L’Égypte entend conclure avant la fin de l’année 2025 un nouvel accord d’échange de dette avec plusieurs partenaires européens, a annoncé la ministre de la Planification, Rania Al-Mashat.
En marge des assemblées annuelles du Fonds monétaire international (FMI) et de la Banque mondiale à Washington, la ministre égyptienne de la Planification a précisé que l’accord d’échange de dette envisagé s’inscrira dans la continuité des programmes déjà menés depuis les années 1990, dont la valeur cumulée atteint près d’un milliard de dollars avec des pays tels que l’Allemagne et l’Italie, rapporte la chaîne Al-Arabiya. D’autres opérations similaires devraient suivre en 2026, dans le cadre d’une stratégie nationale visant à renforcer la soutenabilité de la dette extérieure.

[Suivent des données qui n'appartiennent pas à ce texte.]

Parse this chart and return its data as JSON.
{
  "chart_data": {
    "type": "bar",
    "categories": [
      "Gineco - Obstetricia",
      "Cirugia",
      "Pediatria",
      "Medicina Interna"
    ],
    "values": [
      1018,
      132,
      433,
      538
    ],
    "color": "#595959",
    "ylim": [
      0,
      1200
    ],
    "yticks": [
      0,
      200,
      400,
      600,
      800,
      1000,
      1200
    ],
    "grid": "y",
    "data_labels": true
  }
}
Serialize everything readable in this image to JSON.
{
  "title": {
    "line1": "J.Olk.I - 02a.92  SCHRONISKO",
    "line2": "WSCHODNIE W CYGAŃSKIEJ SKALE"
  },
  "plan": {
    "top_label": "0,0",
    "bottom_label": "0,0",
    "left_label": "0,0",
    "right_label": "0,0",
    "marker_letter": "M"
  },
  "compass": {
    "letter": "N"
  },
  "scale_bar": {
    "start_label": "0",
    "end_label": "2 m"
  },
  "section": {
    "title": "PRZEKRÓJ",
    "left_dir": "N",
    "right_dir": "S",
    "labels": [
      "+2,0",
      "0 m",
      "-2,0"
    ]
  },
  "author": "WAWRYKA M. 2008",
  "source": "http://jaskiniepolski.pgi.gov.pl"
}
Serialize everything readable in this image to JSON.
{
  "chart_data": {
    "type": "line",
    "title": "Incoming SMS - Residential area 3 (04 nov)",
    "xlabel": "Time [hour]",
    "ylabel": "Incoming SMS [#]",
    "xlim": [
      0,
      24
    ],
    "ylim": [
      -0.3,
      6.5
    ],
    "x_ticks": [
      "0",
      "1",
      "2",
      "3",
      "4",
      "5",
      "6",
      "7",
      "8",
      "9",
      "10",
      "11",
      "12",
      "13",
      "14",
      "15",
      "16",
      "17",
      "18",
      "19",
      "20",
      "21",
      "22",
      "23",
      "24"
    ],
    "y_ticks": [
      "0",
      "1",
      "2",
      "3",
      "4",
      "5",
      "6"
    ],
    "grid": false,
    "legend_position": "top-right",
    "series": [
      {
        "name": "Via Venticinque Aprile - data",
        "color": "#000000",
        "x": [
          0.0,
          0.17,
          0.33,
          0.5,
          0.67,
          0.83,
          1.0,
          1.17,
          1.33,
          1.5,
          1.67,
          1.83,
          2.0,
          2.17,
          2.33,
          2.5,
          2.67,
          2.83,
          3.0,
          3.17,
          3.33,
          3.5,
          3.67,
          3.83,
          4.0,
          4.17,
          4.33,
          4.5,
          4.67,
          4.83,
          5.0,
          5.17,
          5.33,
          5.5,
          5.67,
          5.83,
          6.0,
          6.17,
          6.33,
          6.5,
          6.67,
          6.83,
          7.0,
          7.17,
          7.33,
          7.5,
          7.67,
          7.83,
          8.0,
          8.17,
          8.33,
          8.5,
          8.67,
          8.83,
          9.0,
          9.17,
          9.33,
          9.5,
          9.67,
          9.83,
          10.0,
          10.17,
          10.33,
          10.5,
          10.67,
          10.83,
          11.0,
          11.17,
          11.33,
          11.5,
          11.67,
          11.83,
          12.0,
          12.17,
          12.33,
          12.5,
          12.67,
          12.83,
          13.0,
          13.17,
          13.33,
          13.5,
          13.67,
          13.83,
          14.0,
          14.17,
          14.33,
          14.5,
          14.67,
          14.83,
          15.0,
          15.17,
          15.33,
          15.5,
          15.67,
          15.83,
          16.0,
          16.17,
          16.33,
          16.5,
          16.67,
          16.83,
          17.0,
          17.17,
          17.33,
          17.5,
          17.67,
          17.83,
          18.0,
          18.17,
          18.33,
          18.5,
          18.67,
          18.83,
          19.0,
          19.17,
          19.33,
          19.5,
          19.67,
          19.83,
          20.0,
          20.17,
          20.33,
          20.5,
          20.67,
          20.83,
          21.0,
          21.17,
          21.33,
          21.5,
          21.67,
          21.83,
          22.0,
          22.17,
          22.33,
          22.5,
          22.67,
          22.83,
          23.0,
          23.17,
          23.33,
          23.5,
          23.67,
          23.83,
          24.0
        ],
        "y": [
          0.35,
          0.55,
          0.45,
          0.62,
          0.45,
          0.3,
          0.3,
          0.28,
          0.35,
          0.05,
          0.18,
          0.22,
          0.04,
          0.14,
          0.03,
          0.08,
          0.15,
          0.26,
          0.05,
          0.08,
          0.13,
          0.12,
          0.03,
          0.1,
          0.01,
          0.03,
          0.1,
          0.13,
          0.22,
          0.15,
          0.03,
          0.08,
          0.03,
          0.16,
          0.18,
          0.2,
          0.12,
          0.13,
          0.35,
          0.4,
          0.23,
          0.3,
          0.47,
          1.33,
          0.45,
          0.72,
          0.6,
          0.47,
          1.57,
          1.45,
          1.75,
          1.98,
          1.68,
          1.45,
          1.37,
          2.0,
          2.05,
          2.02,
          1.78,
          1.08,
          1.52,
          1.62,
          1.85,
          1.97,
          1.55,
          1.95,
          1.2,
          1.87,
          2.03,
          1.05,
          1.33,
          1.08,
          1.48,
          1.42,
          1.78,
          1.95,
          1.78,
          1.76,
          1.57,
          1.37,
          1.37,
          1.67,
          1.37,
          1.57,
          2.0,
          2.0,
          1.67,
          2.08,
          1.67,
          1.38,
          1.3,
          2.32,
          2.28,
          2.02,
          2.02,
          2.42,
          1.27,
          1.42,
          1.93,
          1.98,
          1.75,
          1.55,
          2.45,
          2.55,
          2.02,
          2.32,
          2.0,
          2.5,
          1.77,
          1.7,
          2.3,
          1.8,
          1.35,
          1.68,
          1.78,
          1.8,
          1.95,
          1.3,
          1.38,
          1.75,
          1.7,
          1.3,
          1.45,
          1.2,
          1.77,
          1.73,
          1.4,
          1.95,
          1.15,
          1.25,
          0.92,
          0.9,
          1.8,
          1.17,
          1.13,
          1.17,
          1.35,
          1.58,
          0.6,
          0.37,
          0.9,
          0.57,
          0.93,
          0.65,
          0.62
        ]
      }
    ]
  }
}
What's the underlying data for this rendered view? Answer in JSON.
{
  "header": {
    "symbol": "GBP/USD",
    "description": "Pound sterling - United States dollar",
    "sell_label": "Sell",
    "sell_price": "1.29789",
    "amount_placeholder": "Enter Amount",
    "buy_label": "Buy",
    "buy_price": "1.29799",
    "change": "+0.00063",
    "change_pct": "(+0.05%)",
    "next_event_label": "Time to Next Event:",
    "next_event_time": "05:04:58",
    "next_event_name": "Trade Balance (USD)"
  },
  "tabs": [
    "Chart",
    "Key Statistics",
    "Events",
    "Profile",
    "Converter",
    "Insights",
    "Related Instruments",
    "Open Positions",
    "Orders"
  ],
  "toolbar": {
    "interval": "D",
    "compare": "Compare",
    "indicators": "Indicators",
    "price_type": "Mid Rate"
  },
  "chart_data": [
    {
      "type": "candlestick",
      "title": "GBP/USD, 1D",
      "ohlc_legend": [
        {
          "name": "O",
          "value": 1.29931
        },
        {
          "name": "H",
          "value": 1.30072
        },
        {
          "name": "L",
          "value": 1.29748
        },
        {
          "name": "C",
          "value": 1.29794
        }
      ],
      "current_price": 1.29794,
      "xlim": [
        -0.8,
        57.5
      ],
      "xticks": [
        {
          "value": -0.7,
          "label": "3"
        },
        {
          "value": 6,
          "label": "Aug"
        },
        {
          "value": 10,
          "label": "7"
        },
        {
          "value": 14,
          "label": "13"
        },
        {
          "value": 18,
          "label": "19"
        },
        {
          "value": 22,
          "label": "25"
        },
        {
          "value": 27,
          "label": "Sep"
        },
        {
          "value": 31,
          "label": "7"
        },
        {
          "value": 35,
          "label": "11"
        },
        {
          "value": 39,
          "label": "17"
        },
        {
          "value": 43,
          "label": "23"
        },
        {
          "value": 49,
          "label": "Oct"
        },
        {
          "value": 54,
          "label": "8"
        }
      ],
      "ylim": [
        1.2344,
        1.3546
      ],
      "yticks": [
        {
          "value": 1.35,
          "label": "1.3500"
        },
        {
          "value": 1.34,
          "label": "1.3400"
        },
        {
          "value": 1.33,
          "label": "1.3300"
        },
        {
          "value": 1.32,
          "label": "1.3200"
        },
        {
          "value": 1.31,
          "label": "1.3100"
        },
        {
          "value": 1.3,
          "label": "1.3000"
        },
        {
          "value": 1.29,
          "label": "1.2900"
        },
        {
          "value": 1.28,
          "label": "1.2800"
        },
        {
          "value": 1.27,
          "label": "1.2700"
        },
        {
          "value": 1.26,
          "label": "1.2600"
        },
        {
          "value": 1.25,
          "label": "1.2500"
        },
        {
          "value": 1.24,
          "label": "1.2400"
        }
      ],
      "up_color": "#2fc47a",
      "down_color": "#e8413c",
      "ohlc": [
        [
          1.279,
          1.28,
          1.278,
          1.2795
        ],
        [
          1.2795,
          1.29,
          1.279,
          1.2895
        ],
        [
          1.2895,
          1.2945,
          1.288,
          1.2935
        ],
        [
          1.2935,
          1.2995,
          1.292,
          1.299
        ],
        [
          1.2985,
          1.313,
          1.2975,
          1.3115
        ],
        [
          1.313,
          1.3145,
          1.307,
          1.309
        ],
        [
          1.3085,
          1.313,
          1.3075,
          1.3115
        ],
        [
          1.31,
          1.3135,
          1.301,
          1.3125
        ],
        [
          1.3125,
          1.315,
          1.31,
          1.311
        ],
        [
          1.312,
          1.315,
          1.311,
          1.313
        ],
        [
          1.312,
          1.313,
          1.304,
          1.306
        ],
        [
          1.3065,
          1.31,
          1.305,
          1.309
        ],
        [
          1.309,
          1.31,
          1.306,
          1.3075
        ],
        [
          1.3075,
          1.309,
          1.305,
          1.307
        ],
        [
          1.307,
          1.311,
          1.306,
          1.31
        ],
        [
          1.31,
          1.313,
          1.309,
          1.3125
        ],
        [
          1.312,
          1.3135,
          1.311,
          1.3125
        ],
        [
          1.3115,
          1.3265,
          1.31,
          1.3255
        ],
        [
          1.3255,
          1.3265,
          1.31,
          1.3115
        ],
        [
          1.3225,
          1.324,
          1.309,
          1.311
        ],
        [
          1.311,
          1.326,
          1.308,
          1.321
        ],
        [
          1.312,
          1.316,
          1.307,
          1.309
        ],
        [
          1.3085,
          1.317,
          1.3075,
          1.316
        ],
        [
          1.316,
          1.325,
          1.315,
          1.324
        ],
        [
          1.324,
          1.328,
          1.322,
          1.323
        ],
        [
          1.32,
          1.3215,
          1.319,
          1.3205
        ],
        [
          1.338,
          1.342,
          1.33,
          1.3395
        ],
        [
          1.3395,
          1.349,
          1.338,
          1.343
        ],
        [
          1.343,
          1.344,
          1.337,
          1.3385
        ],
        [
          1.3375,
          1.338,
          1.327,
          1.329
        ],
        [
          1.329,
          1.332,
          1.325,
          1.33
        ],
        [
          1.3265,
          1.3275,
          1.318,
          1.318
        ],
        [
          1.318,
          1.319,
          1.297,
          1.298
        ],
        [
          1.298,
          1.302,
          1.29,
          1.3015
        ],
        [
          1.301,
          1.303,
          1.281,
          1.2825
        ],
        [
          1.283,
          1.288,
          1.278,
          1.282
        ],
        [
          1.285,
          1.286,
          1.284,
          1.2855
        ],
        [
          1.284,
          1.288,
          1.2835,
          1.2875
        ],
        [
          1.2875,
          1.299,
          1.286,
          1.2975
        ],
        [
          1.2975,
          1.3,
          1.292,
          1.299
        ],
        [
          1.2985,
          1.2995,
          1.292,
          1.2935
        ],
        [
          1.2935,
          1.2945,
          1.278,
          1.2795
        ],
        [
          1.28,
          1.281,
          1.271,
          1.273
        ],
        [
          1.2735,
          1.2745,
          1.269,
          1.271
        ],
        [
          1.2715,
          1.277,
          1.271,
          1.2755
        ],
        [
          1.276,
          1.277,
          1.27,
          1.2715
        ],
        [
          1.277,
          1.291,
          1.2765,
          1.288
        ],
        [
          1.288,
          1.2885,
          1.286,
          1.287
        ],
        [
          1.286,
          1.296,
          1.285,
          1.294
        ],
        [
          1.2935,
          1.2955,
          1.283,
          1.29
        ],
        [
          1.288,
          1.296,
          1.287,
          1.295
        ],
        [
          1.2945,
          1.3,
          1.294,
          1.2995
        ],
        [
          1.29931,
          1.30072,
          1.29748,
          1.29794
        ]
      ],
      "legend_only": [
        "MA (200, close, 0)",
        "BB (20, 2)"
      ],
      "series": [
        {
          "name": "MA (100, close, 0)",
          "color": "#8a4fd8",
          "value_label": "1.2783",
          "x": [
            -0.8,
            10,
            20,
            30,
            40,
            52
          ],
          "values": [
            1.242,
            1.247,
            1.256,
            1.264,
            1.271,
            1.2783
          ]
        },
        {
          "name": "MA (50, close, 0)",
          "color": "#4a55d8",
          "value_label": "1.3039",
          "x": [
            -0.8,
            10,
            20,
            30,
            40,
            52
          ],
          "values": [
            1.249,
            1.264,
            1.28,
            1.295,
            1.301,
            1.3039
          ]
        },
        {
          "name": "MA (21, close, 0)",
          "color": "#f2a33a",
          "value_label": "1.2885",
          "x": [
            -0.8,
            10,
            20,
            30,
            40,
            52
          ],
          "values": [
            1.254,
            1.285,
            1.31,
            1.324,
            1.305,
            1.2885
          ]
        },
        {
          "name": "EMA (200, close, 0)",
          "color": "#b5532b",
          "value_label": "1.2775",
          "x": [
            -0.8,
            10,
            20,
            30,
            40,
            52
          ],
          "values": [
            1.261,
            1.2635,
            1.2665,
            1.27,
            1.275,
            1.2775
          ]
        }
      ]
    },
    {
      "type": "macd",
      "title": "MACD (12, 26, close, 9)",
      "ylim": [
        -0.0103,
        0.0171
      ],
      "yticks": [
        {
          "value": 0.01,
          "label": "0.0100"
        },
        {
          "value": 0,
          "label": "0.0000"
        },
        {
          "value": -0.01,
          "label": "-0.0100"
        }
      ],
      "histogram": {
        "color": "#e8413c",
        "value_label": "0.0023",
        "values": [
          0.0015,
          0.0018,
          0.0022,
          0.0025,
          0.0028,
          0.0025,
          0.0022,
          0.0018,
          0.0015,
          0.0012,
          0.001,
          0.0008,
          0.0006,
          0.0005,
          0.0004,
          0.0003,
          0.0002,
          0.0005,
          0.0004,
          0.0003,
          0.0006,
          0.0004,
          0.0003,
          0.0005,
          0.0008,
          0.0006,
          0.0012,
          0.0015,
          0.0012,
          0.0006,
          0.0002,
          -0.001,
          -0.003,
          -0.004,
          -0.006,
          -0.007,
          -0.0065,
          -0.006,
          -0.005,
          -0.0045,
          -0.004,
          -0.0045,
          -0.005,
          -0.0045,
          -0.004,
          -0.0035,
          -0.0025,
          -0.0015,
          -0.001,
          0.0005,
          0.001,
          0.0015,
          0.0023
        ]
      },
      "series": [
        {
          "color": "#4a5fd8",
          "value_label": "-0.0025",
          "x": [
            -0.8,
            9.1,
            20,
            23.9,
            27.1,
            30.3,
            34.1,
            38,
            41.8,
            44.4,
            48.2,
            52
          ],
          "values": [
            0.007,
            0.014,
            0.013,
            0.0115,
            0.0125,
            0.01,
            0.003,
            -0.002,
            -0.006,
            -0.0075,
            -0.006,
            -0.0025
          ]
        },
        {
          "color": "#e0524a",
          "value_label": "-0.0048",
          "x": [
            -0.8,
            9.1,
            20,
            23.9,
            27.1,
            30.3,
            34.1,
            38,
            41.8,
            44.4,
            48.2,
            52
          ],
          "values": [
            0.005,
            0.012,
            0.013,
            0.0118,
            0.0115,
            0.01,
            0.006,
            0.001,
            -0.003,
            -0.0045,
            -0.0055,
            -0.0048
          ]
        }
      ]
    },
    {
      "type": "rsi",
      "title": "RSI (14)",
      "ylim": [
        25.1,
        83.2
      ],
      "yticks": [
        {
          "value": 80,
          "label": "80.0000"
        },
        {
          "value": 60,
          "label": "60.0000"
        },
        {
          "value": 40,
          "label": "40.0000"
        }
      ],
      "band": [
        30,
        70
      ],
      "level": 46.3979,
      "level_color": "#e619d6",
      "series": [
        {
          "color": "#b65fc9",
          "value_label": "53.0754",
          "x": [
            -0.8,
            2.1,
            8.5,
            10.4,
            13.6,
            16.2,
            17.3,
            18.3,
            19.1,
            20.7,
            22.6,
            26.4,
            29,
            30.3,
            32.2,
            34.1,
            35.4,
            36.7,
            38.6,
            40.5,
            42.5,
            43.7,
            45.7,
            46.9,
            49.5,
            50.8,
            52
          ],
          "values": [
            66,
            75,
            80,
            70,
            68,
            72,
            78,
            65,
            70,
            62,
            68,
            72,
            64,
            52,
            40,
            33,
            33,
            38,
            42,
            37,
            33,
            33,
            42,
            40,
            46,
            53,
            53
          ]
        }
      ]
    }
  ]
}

Selon Rania Al-Mashat, « l’échange de dette est un outil de gestion permettant de convertir une partie des créances extérieures en monnaie locale pour financer des projets de développement convenus avec les créanciers ».
Ce mécanisme, a-t-elle poursuivi, permet à la fois de réduire la pression sur la balance des paiements et de soutenir des priorités nationales, notamment dans les secteurs des infrastructures, de la santé et de l’éducation.
L’Égypte a déjà signé des accords de ce type avec cinq membres du Club de Paris – la France, l’Allemagne, l’Italie, la Belgique et la Suisse – pour un montant total supérieur à 900 millions de dollars. En mai 2025, un nouvel accord avec l’Allemagne d’un montant de 21 millions d’euros a été paraphé, tandis qu’un programme « dette contre développement » avec la Chine a été lancé en octobre 2023, couvrant la période 2025-2029.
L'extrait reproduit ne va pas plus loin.